Dr. Isis tempts us with her Herb Coated Filet and Basil-Feta Pasta Salad. A easy weeknight treat, especially if you make the pasta salad the night before, and/or marinate the filet in the herb paste overnight.

Efficiency guru EcoGeoFemme takes us on a magical one-dish journey with her Asparagus Quiche, a.k.a Egg Pie. A true weeknight special, this dish has your veggies, your protein, and your butter food groups all in one convenient dish! Using a store bought crust, or by doing it as a frittata instead of a quiche, this recipe only takes about 15 minutes of active work. Throw in a salad and you've got yourself a well-rounded meal!

EthidiumBromide has a classic weeknight cleaning-out-the-fridge suggestion, Shepherd's Pie. Chock-full of veggies, but with minimum chopping requirements, this is another well-rounded dish that comes together with minimal counter time. (Also, her picture looks straight out of a magazine!)
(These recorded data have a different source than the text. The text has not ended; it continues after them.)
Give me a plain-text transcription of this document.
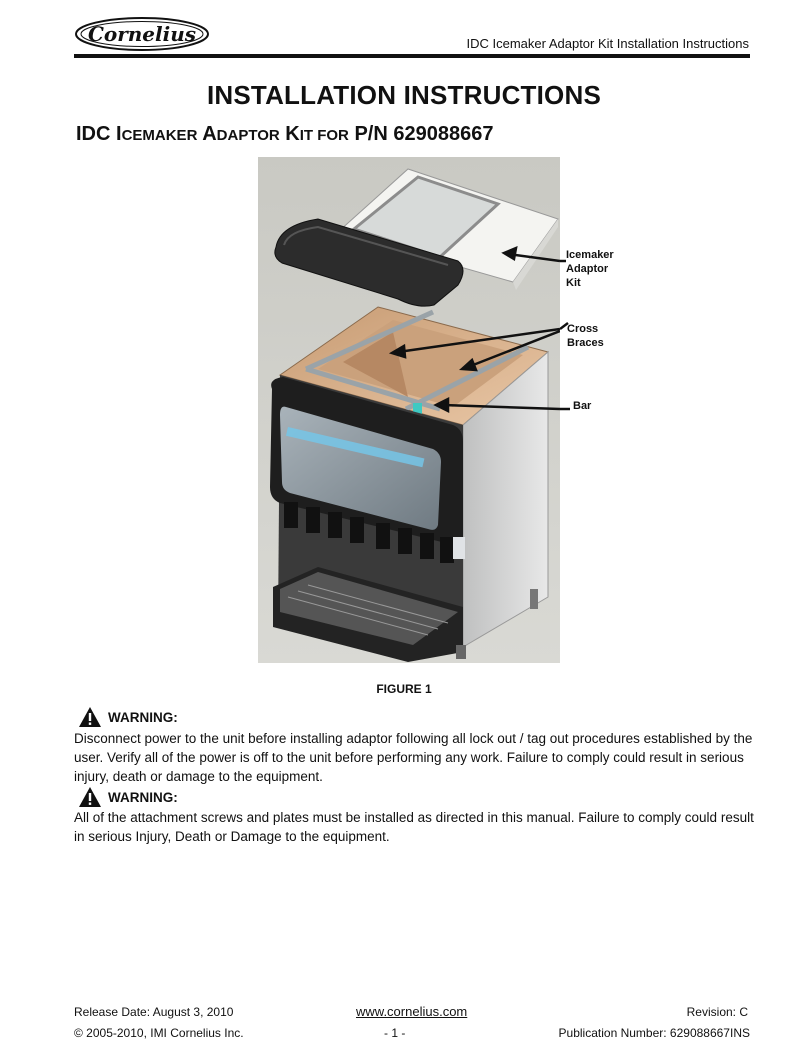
Cornelius	IDC Icemaker Adaptor Kit Installation Instructions
INSTALLATION INSTRUCTIONS
IDC ICEMAKER ADAPTOR KIT FOR P/N 629088667
Icemaker
Adaptor
Kit
Cross
Braces
Bar
FIGURE 1
WARNING:
Disconnect power to the unit before installing adaptor following all lock out / tag out procedures established by the user. Verify all of the power is off to the unit before performing any work. Failure to comply could result in serious injury, death or damage to the equipment.
WARNING:
All of the attachment screws and plates must be installed as directed in this manual. Failure to comply could result in serious Injury, Death or Damage to the equipment.
Release Date: August 3, 2010	www.cornelius.com	Revision: C
© 2005-2010, IMI Cornelius Inc.	- 1 -	Publication Number: 629088667INS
ScienceGirl posted two great weeknight meal suggestions, including an awesome looking schnitzel. I'm drooling just thinking about it, and I know it's something Bean would LOVE. Throw in some steamed veggies and you're good to go!

Scientia Matris also serves up two loaded-with-veggies toddler-friendly recipes, Fried Rice and a yummy looking Chicken and Sweet Corn Soup. Both easily fulfill the nutritious, delicious, and quick and easy requirements.

Your favorite snarky postdoc, Candid Engineer, shares her weeknight standby Shut Up and Eat Pasta. She clearly knows the way to my little Bean's heart, who loves both eggs and pasta. Put 'em together? That's a happy Bean. This recipe scores points for being easily adaptable to whatever veggies you have in the fridge... throw in some asparagus, some cherry tomatoes, heck even some peas, and you've got yourself a nice well-rounded dish.

ScientistMother shares her weeknight standby recipe, Broccoli Chicken Casserole. This dish can be assembled in about 20 minutes (probably even the night before) and certainly looks like it makes yummy leftovers.

As for myself, I shared my Everything But the Kitchen Sink Pasta recipe, and now my favorite Jamaican-Spiced Chicken Thighs recipe.

Female Engineering Professor also recommended the Cook's Illustrated 30-Minute Meals Cookbook. Based on my experience with Cook's Illustrated (i.e. that their recipes never fail), I'm going to have to pick this one up myself. I'll let you know how I like it.

Thanks to everyone who participated! I'll be trying these recipes out in the coming weeks! I'm always happy to add new recipes to my stockpile of favorites!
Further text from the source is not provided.